Barely seconds after the end of the World Cup, and the football season is upon us once more. Here is our profile of each London club, the summer transfer business they've done (or not), and how likely they are to be sacking their manager after three matches for failing to win the league.
We're focusing on the top four divisions of English football, with the greatest respect to Wingate & Finchley and Thamesmead Town. We will cover non-league football when, and it is surely when, the clamour becomes too fearsome to resist.
And we're doing this alphabetically rather than by division, because this is football and controversy is never far away. All views expressed are those of Londonist and therefore entirely correct because it's our website so there.
Consistently flirting with relegation must be a right pain in the arse for AFC Wimbledon fans, but considering their turbulent history it's probably received with a stoical shrug each year. Last season they were spared the drop by three points, though it would have been six had they not played midfielder Jake Nicholson when he was ineligible, for which they were docked three points.
Last season's top scorer Michael Smith managed only nine goals, so sorting out the front line must be a priority for manager Neal Ardley. It remains to be seen how the club will deal with the potentially devastating blow of Brian leaving New Tricks (in the unlikely event you don't watch it, he's an AFC Wimbledon nut).
It has become something of a pleasing summer pastime to hear Arsenal fans moaning that their manager leaves it until the last possible moment to sign players, as though he's trying to eke out every last drop of interest from whichever bank holds the Gunners' allegedly huge cash deposits.
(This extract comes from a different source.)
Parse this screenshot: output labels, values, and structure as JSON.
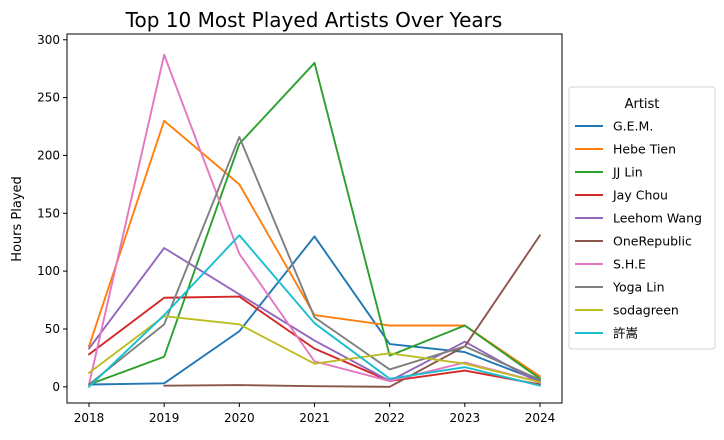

It's therefore been a disappointment that Arsene Wenger has gone 'big and early' as the pundits might say, scattering some £55m around before the Emirates Cup had even been lost to Valencia.
But as optimistic as Gooners may well be at the signing of Alexis Sanchez in particular, we're sorry, but they've no chance without this bloke. The mandatory 4th-placed finish is surely on the cards again, but at least that trophy drought is done with.
For the first time since the 1992-93 season, Brentford are back in the nearly-big-time. Mark Warburton was a surprise choice to replace Uwe Rosler as manager but any doubters were soon won over by his team's ruthlessness and their obvious desire to right the wrongs of the previous year, in particular with a season-defining 1-0 win away to Leyton Orient.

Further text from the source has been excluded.